The biggest concern, justifiably, around the NFL right now is finding a way to play games this fall in a healthy, safe way.
Outside of horse racing, all sporting events are on hold because of coronavirus, and it’s unclear when they will resume. Basketball and hockey playoffs are at risk of cancellation.
The NFL, meanwhile, has plenty of time for things to improve. Football season isn’t for another five months, and teams don’t report to training camp until late July.
NFL executive Jeff Pash told reporters earlier this month that “our planning, our expectation is fully directed at playing a full season, starting on schedule and having a full regular season and a full set of playoffs, just as we did in 2019.”

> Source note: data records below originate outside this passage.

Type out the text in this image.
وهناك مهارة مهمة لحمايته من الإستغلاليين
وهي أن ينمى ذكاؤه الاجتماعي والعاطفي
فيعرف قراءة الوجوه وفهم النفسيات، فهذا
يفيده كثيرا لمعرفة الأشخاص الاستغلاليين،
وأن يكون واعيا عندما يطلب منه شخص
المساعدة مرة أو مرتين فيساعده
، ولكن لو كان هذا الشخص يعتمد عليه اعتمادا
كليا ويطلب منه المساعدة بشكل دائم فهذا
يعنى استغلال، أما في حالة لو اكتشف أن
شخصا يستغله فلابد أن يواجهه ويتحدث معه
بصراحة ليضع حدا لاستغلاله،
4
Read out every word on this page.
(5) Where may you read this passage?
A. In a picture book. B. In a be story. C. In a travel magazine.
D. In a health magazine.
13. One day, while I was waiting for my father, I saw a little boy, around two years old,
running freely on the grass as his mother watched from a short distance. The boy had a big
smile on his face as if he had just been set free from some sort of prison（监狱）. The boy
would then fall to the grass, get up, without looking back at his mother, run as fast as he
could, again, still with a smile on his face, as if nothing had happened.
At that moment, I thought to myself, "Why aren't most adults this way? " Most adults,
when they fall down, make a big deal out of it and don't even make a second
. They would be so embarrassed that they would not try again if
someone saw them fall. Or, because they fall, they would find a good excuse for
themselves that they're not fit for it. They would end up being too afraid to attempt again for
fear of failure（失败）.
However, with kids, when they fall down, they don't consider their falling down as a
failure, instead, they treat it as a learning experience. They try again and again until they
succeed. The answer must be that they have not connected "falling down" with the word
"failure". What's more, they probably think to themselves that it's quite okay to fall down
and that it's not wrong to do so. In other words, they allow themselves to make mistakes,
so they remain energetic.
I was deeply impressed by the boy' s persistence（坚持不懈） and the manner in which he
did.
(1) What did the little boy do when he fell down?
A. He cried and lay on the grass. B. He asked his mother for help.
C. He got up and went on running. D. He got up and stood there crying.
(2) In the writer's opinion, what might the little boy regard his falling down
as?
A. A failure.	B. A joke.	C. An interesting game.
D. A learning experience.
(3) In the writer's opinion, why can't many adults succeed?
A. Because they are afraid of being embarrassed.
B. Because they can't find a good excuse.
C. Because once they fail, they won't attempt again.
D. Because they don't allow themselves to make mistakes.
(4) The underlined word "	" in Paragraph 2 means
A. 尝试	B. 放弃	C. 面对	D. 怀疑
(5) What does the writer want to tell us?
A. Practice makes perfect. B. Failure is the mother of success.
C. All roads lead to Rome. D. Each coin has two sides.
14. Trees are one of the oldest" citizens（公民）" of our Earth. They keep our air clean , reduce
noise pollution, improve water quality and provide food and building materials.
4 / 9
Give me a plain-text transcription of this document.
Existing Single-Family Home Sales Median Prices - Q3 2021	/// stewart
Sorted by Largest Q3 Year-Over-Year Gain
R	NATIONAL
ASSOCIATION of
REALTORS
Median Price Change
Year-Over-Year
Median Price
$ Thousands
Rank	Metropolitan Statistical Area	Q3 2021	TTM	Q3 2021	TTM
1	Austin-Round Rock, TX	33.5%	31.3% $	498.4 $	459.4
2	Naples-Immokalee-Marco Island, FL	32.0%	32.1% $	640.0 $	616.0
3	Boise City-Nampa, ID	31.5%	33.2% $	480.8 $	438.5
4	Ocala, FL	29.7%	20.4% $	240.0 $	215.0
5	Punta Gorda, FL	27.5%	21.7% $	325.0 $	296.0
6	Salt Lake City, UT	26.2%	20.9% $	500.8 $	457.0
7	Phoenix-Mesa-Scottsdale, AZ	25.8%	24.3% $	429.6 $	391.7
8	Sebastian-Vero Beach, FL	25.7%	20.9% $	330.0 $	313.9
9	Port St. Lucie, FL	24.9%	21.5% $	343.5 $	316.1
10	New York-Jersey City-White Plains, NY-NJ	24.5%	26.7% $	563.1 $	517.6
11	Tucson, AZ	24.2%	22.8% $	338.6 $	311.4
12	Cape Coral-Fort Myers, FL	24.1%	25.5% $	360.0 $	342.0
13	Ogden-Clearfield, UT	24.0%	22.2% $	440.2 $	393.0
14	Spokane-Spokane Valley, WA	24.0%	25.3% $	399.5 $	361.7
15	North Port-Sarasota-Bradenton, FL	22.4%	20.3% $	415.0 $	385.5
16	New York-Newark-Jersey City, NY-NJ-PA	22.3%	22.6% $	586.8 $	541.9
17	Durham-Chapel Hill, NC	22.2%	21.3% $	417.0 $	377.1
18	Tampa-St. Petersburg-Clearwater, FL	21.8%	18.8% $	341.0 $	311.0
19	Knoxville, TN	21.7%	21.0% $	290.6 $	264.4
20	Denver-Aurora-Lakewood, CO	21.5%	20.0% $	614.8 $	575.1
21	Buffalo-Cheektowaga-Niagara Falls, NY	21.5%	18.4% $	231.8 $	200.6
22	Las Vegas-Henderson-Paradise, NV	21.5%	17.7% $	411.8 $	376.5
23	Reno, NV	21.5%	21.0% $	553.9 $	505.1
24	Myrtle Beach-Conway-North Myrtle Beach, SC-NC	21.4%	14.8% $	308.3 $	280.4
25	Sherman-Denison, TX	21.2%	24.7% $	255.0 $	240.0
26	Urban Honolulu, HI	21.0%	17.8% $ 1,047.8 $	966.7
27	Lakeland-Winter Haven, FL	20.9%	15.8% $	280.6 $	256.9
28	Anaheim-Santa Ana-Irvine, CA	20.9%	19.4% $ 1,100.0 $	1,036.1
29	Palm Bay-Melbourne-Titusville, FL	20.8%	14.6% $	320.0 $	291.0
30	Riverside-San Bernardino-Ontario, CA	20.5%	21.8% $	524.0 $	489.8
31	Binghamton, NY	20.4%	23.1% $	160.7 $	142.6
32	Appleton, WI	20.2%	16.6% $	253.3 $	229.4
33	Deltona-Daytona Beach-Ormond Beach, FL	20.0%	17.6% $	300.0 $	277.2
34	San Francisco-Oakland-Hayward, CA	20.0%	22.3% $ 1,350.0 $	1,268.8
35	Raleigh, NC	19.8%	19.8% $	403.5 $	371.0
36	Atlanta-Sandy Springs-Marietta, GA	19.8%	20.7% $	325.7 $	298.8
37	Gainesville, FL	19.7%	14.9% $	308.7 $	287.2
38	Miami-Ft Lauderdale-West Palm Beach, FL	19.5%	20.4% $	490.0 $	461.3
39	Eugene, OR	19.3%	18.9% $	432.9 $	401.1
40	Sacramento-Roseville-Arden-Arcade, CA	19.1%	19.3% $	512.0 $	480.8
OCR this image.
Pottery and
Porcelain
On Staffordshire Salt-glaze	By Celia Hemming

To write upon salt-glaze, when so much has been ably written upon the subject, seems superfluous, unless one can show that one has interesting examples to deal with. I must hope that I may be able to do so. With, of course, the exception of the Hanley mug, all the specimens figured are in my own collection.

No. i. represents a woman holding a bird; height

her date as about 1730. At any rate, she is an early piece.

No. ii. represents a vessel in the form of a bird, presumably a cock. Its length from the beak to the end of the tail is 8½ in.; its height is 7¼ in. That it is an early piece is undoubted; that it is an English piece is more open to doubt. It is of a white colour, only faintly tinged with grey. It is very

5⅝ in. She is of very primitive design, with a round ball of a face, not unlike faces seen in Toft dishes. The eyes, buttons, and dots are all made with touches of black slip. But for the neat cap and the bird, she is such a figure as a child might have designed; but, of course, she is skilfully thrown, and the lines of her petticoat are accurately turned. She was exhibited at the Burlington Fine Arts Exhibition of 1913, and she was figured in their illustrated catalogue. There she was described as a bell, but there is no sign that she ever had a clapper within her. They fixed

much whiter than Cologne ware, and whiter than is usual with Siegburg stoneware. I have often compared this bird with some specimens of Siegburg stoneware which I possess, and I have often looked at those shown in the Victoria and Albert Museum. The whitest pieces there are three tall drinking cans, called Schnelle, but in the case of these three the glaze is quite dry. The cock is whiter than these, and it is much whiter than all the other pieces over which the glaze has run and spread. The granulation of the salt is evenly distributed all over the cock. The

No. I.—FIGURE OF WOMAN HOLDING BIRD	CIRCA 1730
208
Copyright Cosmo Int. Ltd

But there’s a very real scenario that hasn’t gotten enough discussion which could prevent the league from crowning a champion in 2020.
David Chao, the Chargers’ former team doctor, agrees with Pash that “there’s a reasonable chance” that the NFL can begin its season in September, either with fans in the stands or without.
“The bigger worry is going to come in December and January,” Chao said. “Can they finish the season, unless there’s more testing, unless there’s a vaccine?”
In other words, what if COVID-19 comes roaring back once the weather turns cold?
Chao’s concern is one backed by the nation’s foremost authority on the deadly virus.
National Institute of Allergy and Infectious Diseases Director Anthony Fauci said on CBS’ “Face The Nation” Sunday that it’s likely that the virus “will assume a seasonal nature.”
Fauci added: “We need to be prepared that since it will be unlikely to be completely eradicated from the planet that as we get into next season we may see the beginning of a resurgence.”
The NFL season ends in late December. The playoffs run through early February — right around the peak of cold and flu season.
The best way to beat this pandemic is by creating and deploying an effective vaccine. While labs both domestically and around the world are tirelessly working on one, few think a vaccine will be widely available until at least early 2021.
So even if there are huge breakthroughs in testing and symptom mitigation therapies between now and then, there’s a reasonable expectation that the winter will bring another wave of infections — which could endanger the NFL’s ability to finish the season and hold a Super Bowl.
“If there’s the possibility that one player on the field has it, there will be some people who won’t play,” Chao said, who added that “our lives have changed a magnitude more than 9/11.”
As of midday Friday, there were more than 473,000 confirmed coronavirus cases in the United States, including nearly 18,000 deaths.